Monday, January 29, 2007
Still Chewing...Perseverance Redux and Expansion
Let me just be blunt. Here's the crux: some of the dialogue I've been privy to in private and some of the blogs I've seen written publicly have celebrated the Christian's freedom to question the tenets of our faith and has unraveled the assumption that "I don't know" is an unacceptable answer to theological questions. This is good. As we open ourselves to the understanding and the appropriation of truth, the Holy Spirit makes it available. We need to shed that arrogance that always searches for understandable concrete answers in order to understand the truth we do have. (How's that for a Zen-Christian mantra?) It isn't so much that concrete answers don't exist as that we so often wish to use the concrete and finite to buttress faith in the abstract and Infinite.

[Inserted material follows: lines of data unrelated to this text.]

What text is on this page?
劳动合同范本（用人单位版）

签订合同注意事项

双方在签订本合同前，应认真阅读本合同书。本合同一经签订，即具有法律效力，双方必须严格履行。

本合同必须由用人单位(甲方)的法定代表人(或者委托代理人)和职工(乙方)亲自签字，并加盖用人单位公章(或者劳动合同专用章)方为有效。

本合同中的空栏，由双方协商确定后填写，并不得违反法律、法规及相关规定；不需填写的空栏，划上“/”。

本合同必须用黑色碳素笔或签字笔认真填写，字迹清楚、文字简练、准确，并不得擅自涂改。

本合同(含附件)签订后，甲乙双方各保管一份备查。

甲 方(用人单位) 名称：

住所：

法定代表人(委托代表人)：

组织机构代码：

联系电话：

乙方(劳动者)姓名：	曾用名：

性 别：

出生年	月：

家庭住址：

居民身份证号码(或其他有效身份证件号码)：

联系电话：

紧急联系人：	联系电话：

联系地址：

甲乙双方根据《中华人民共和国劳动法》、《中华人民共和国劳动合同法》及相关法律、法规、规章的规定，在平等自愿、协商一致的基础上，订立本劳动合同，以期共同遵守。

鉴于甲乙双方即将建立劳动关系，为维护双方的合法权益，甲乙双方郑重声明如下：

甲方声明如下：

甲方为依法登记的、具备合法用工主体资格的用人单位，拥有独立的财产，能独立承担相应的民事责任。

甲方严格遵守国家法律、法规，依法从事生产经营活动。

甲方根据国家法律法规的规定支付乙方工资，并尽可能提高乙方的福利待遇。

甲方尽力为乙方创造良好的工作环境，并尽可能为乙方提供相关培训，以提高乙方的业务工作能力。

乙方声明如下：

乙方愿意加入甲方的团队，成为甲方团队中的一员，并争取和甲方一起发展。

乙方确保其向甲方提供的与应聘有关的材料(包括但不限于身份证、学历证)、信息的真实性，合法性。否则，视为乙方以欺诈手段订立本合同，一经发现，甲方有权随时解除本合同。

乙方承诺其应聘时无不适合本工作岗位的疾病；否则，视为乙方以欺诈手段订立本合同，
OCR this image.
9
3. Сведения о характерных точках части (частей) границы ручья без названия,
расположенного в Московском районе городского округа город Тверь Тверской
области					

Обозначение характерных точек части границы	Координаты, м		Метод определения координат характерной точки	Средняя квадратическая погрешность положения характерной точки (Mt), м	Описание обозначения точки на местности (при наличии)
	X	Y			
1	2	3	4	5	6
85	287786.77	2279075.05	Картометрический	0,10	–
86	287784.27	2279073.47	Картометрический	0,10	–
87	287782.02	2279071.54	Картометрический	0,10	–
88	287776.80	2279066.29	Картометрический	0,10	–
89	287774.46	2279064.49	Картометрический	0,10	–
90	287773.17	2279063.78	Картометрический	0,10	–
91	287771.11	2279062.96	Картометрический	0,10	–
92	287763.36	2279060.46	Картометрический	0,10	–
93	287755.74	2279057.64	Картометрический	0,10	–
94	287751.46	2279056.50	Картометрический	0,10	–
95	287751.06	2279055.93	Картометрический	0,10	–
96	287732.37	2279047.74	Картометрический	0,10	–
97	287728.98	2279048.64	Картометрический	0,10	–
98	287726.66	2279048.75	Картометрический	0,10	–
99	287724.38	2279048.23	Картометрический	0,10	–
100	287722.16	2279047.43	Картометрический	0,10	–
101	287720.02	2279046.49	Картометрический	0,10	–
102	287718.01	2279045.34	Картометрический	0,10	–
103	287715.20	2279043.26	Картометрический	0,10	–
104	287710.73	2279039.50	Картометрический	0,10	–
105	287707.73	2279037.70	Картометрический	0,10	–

Sometimes, believing precedes seeing.
The other side of the coin is that some of the same dialogue has shifted from celebrating the freedom to doubt to celebrating the doubts themselves and even to a unashamed rejection of the means to having those doubts resolved. (i.e., Prayer, Scripture, Meditation, etcetera. They are all elements found in a Christians "survival kit" for planet earth.) It's a subtle shift. In my opinion, it's beyond insipid. But I'm afraid it has some pernicious implications.
It is easy for the Christian to fall away from truth, but a Christian can't fall away from their human nature. What was a gentle encouragement toward honestly has morphed into a surprisingly structured philosophy that disparages the Church, disavows prayer and scripture and undermines the individual's responsibility for others. I may be poised on the brink of a complete and undeniable over-reaction, but I have dark visions of a Jackbooted Monolith that will not be questioned rolling heedlessly over any Christian who lays claim to any truth at all.
I'm afraid this is going to be the legacy of the Emerging Church. Wouldn't it be odd if we all found ourselves experiencing religious persecution not in the secular universities of the world, but in the pews of our own churches? I forsee a time when we will all long for the days when a white man in a suit had the courage to tell us the truth.
This whole entry kind of left me after the first sentence. It's amazing what I find in my head sometimes.